Digital Angiography-Derived Fractional Flow Assessment for Intracranial Stenosis (CASSISS-DPR)

Intracranial atherosclerotic stenosis (ICAS) is a major cause of ischemic stroke, representing ~15% of cases in Western populations and up to 46.6% in Asia. Even with intensive medical therapy, annual stroke recurrence remains high (7.2-20%), prompting exploration of additional treatment strategies. Early trials such as SAMMPRIS and VISSIT suggested worse outcomes with stenting compared with aggressive medical therapy, largely due to concerns over operator experience, patient selection, and timing. Subsequent analyses showed that patients with hemodynamic compromise-such as watershed infarction and poor collaterals-have recurrence rates up to 37%, underscoring the central role of impaired cerebral perfusion.
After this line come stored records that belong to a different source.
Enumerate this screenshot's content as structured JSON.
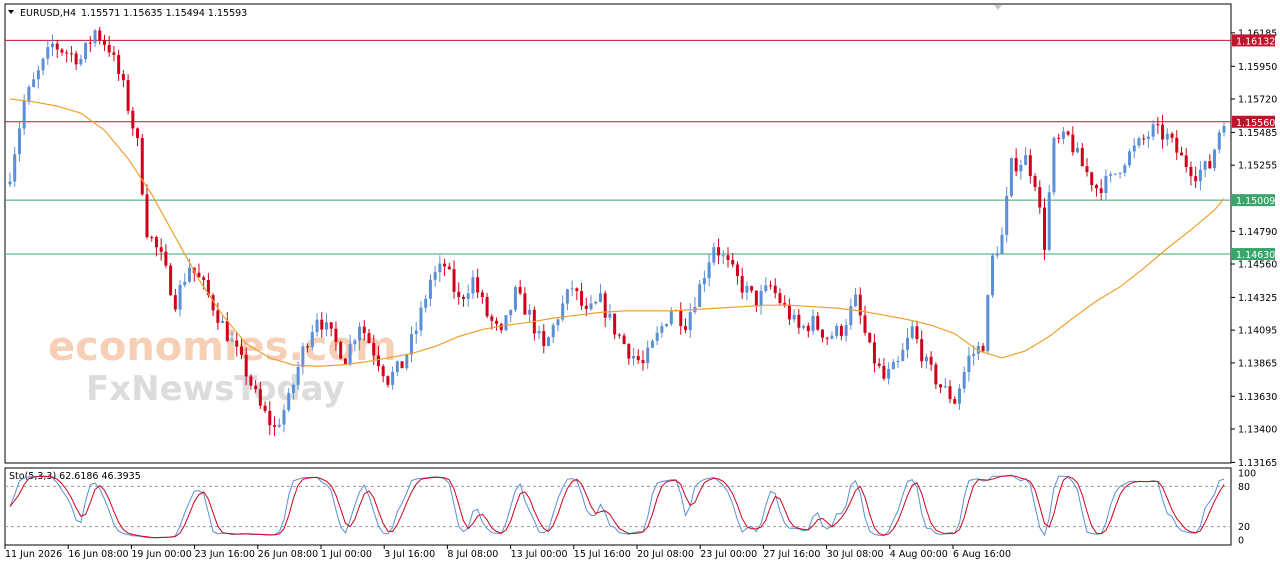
{
  "window": {
    "symbol_header": "EURUSD,H4",
    "ohlc": "1.15571 1.15635 1.15494 1.15593"
  },
  "watermark": {
    "line1": "economies.com",
    "line2": "FxNewsToday"
  },
  "colors": {
    "bull": "#5b8fd6",
    "bear": "#d0021b",
    "ma": "#f0a030",
    "resistance": "#c0142c",
    "support": "#3aa56b",
    "stoch_main": "#5b8fd6",
    "stoch_signal": "#d0021b",
    "watermark": "#f6c7a8"
  },
  "chart_data": [
    {
      "type": "candlestick",
      "title": "EURUSD,H4",
      "price_axis": {
        "ticks": [
          "1.16185",
          "1.15950",
          "1.15720",
          "1.15485",
          "1.15255",
          "1.14790",
          "1.14560",
          "1.14325",
          "1.14095",
          "1.13865",
          "1.13630",
          "1.13400",
          "1.13165"
        ],
        "ylim": [
          1.13165,
          1.1625
        ]
      },
      "time_axis": {
        "labels": [
          "11 Jun 2026",
          "16 Jun 08:00",
          "19 Jun 00:00",
          "23 Jun 16:00",
          "26 Jun 08:00",
          "1 Jul 00:00",
          "3 Jul 16:00",
          "8 Jul 08:00",
          "13 Jul 00:00",
          "15 Jul 16:00",
          "20 Jul 08:00",
          "23 Jul 00:00",
          "27 Jul 16:00",
          "30 Jul 08:00",
          "4 Aug 00:00",
          "6 Aug 16:00"
        ]
      },
      "horizontal_levels": [
        {
          "price": 1.16132,
          "label": "1.16132",
          "kind": "resistance"
        },
        {
          "price": 1.1556,
          "label": "1.15560",
          "kind": "resistance"
        },
        {
          "price": 1.15009,
          "label": "1.15009",
          "kind": "support"
        },
        {
          "price": 1.1463,
          "label": "1.14630",
          "kind": "support"
        }
      ],
      "close_path": [
        [
          0,
          1.152
        ],
        [
          3,
          1.157
        ],
        [
          6,
          1.159
        ],
        [
          9,
          1.161
        ],
        [
          12,
          1.1605
        ],
        [
          15,
          1.16
        ],
        [
          18,
          1.162
        ],
        [
          21,
          1.1608
        ],
        [
          24,
          1.158
        ],
        [
          27,
          1.154
        ],
        [
          29,
          1.148
        ],
        [
          32,
          1.146
        ],
        [
          35,
          1.143
        ],
        [
          38,
          1.1455
        ],
        [
          41,
          1.144
        ],
        [
          44,
          1.142
        ],
        [
          47,
          1.14
        ],
        [
          50,
          1.138
        ],
        [
          53,
          1.1355
        ],
        [
          56,
          1.134
        ],
        [
          59,
          1.136
        ],
        [
          62,
          1.1395
        ],
        [
          65,
          1.142
        ],
        [
          68,
          1.1405
        ],
        [
          71,
          1.139
        ],
        [
          74,
          1.1415
        ],
        [
          77,
          1.1395
        ],
        [
          80,
          1.1375
        ],
        [
          83,
          1.1385
        ],
        [
          86,
          1.141
        ],
        [
          89,
          1.1445
        ],
        [
          92,
          1.1455
        ],
        [
          95,
          1.143
        ],
        [
          98,
          1.1445
        ],
        [
          101,
          1.142
        ],
        [
          104,
          1.1405
        ],
        [
          107,
          1.1435
        ],
        [
          110,
          1.142
        ],
        [
          113,
          1.1395
        ],
        [
          116,
          1.142
        ],
        [
          119,
          1.144
        ],
        [
          122,
          1.142
        ],
        [
          125,
          1.143
        ],
        [
          128,
          1.141
        ],
        [
          131,
          1.1395
        ],
        [
          134,
          1.1385
        ],
        [
          137,
          1.1405
        ],
        [
          140,
          1.1425
        ],
        [
          143,
          1.1415
        ],
        [
          146,
          1.144
        ],
        [
          149,
          1.147
        ],
        [
          152,
          1.1455
        ],
        [
          155,
          1.144
        ],
        [
          158,
          1.143
        ],
        [
          161,
          1.144
        ],
        [
          164,
          1.1425
        ],
        [
          167,
          1.141
        ],
        [
          170,
          1.1415
        ],
        [
          173,
          1.1405
        ],
        [
          176,
          1.141
        ],
        [
          179,
          1.143
        ],
        [
          182,
          1.1395
        ],
        [
          185,
          1.1375
        ],
        [
          188,
          1.1385
        ],
        [
          191,
          1.141
        ],
        [
          194,
          1.1385
        ],
        [
          197,
          1.137
        ],
        [
          200,
          1.136
        ],
        [
          203,
          1.139
        ],
        [
          206,
          1.14
        ],
        [
          208,
          1.146
        ],
        [
          210,
          1.1475
        ],
        [
          212,
          1.1525
        ],
        [
          215,
          1.153
        ],
        [
          217,
          1.1515
        ],
        [
          219,
          1.147
        ],
        [
          221,
          1.154
        ],
        [
          224,
          1.1545
        ],
        [
          227,
          1.1525
        ],
        [
          230,
          1.151
        ],
        [
          233,
          1.1515
        ],
        [
          236,
          1.153
        ],
        [
          239,
          1.154
        ],
        [
          242,
          1.155
        ],
        [
          245,
          1.1545
        ],
        [
          248,
          1.153
        ],
        [
          251,
          1.152
        ],
        [
          254,
          1.1525
        ],
        [
          256,
          1.155
        ],
        [
          257,
          1.1559
        ]
      ],
      "moving_average": [
        [
          0,
          1.1572
        ],
        [
          5,
          1.157
        ],
        [
          10,
          1.1567
        ],
        [
          15,
          1.1562
        ],
        [
          20,
          1.155
        ],
        [
          25,
          1.153
        ],
        [
          30,
          1.1505
        ],
        [
          35,
          1.1475
        ],
        [
          40,
          1.1445
        ],
        [
          45,
          1.142
        ],
        [
          50,
          1.14
        ],
        [
          55,
          1.139
        ],
        [
          60,
          1.1385
        ],
        [
          65,
          1.1384
        ],
        [
          70,
          1.1385
        ],
        [
          75,
          1.1387
        ],
        [
          80,
          1.139
        ],
        [
          85,
          1.1393
        ],
        [
          90,
          1.1398
        ],
        [
          95,
          1.1405
        ],
        [
          100,
          1.141
        ],
        [
          105,
          1.1413
        ],
        [
          110,
          1.1415
        ],
        [
          115,
          1.1418
        ],
        [
          120,
          1.142
        ],
        [
          125,
          1.1422
        ],
        [
          130,
          1.1423
        ],
        [
          135,
          1.1423
        ],
        [
          140,
          1.1423
        ],
        [
          145,
          1.1424
        ],
        [
          150,
          1.1425
        ],
        [
          155,
          1.1426
        ],
        [
          160,
          1.1427
        ],
        [
          165,
          1.1427
        ],
        [
          170,
          1.1426
        ],
        [
          175,
          1.1425
        ],
        [
          180,
          1.1423
        ],
        [
          185,
          1.142
        ],
        [
          190,
          1.1417
        ],
        [
          195,
          1.1413
        ],
        [
          200,
          1.1407
        ],
        [
          205,
          1.1395
        ],
        [
          210,
          1.139
        ],
        [
          215,
          1.1395
        ],
        [
          220,
          1.1405
        ],
        [
          225,
          1.1418
        ],
        [
          230,
          1.143
        ],
        [
          235,
          1.144
        ],
        [
          240,
          1.1453
        ],
        [
          245,
          1.1467
        ],
        [
          250,
          1.148
        ],
        [
          255,
          1.1494
        ],
        [
          257,
          1.1502
        ]
      ]
    },
    {
      "type": "line",
      "title": "Sto(5,3,3) 62.6186 46.3935",
      "indicator": "Sto(5,3,3)",
      "values": [
        "62.6186",
        "46.3935"
      ],
      "ylim": [
        0,
        100
      ],
      "ticks": [
        "100",
        "80",
        "20",
        "0"
      ],
      "levels": [
        80,
        20
      ]
    }
  ]
}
Although more recent studies (CASSISS, BASIS) demonstrated that endovascular therapy may be safe and effective in carefully selected patients, current ICAS assessment relies primarily on stenosis severity, which correlates only weakly with true hemodynamic impairment and is insufficient for accurate risk stratification. Because symptoms arise principally from reduced perfusion, physiologic evaluation is essential.

Fractional flow reserve (FFR) is the gold standard for assessing coronary lesion significance and guiding intervention through translesional pressure gradients. Attempts to translate this approach to ICAS using invasive pressure wires have shown feasibility but remain limited by anatomical differences, lack of dedicated devices, procedural risks, and unclear outcome thresholds.

Our prior work demonstrated that intracranial translesional pressure gradients correlate strongly with cerebral blood flow in both animal models and clinical settings, validating hemodynamic relevance. To overcome the limitations of invasive measurements, the present study seeks to develop and evaluate a noninvasive, angiography-derived pressure ratio (DPR) using routine digital subtraction angiography. This method allows physiologic assessment without pressure wires and may reduce procedural risk.

The objectives of this project are to establish a computational DPR technique, determine its association with clinical outcomes, identify a hemodynamic threshold for stroke-risk stratification, and validate its performance in a prospective multicenter cohort. By enabling early identification of high-risk ICAS patients who may respond poorly to medical therapy, DPR has the potential to improve treatment selection and outcomes, ultimately advancing strategies for stroke prevention.